Measuring alumni and constituent engagement is no longer a new thing. Many Advancement shops do it. Not all of them have settled on a solid key performance indicator, or set of KPIs.
We are still evolving on this front. After measuring consistently for five or six years, now it’s time to consolidate what we’ve learned and align the tool with a new operating model for engagement.
A lot of work got us this far. We laboured over the specific components of engagement (giving, event attendance, volunteering, accepting visits, and other things) and how to weight them. We created a score for each individual, and developed some aggregate reporting.
The work was good, but now we need to understand the significance of our metrics and how they can spur action. More work lies ahead.
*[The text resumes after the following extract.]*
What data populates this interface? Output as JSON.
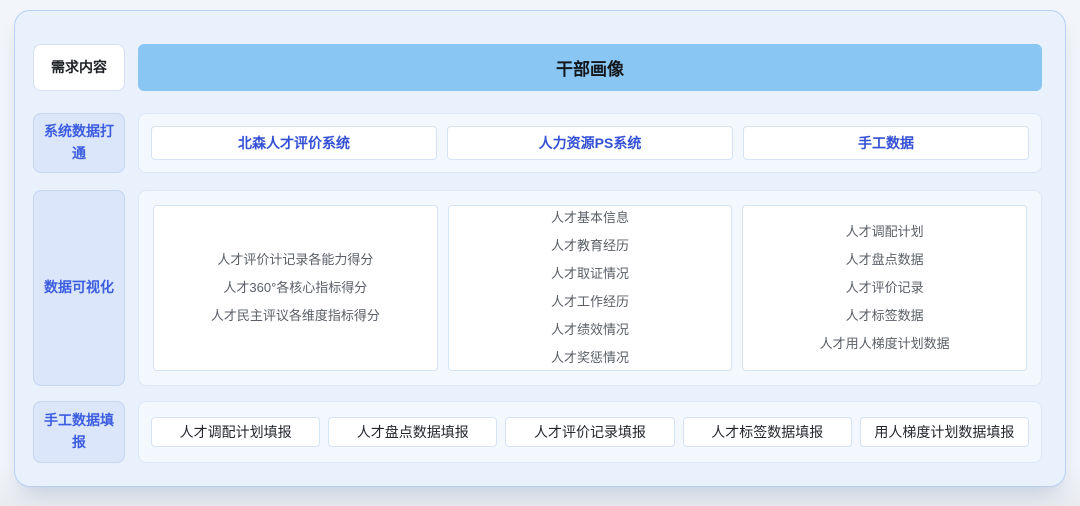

What questions to ask of our metrics? A few thoughts:
How deep? How successful are we from year to year in engaging the maximum number of people who were available to be engaged? What is the ratio of engaged to engageable? By engageable I mean all constituents who are contactable and genuinely available to us this year. The exact definition is arbitrary. If a person who graduated 15 years ago has never had any meaningful interaction with us, they are probably not “available”. Including them will dilute the KPI with people beyond the reach of our communication and programs. I suggest a ratio rather than a percentage of engageable; if someone not considered engageable does come to us, we can count them on the left side of the ratio without needing to add them to the right side as well.
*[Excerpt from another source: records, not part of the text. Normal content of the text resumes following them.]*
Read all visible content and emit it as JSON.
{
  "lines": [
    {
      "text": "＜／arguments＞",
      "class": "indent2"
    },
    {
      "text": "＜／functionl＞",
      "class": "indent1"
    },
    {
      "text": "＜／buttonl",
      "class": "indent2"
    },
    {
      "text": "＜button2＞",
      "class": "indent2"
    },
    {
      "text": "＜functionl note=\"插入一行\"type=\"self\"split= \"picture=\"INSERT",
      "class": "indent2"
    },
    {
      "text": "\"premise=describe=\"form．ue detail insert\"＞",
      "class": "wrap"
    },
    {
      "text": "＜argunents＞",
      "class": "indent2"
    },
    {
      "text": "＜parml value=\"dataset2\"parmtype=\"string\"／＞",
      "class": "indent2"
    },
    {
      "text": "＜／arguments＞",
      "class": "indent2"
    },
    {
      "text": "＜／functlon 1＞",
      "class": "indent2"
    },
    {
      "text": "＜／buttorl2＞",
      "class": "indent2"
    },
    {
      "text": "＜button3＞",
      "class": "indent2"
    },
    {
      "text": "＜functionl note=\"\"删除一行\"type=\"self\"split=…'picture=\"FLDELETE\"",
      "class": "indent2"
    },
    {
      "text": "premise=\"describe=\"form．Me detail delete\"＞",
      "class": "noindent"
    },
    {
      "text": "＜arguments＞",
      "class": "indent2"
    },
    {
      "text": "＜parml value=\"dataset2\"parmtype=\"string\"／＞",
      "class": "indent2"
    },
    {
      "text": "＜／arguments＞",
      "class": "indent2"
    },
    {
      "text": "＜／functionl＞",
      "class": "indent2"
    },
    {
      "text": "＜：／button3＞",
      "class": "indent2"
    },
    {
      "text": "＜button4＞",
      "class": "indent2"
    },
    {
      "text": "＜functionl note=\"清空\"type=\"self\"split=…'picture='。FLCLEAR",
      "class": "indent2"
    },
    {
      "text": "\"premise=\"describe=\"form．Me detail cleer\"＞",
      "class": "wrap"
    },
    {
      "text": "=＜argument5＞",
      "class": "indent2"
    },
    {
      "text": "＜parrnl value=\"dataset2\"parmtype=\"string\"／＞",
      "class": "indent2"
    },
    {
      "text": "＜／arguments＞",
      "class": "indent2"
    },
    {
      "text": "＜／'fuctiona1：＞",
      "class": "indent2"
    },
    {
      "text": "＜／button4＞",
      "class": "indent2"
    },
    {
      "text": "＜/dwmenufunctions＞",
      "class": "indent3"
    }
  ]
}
How good? How successful are we in engaging who we want to engage? To what extent did we involve loyal donors, engaged alumni, major gift prospects, people with bequest intentions, influential community members, and other preferred, high-value constituencies? This measure of quality can be used to evaluate events, especially when eschewing large social shindigs in favour of smaller, higher-octane gatherings. Quality, not quantity – even in the all-digital era.
How effective? How successful are we in moving people in numbers from one stage of engagement to the next? We need to know what engagement looks like at each stage in order to properly locate individuals.
Getting to these answers requires us to move on from “what’s in and what’s out.” We need to define “engageable,” decide who’s in our favoured constituency, and figure out how to quantify our engagement pipeline goals.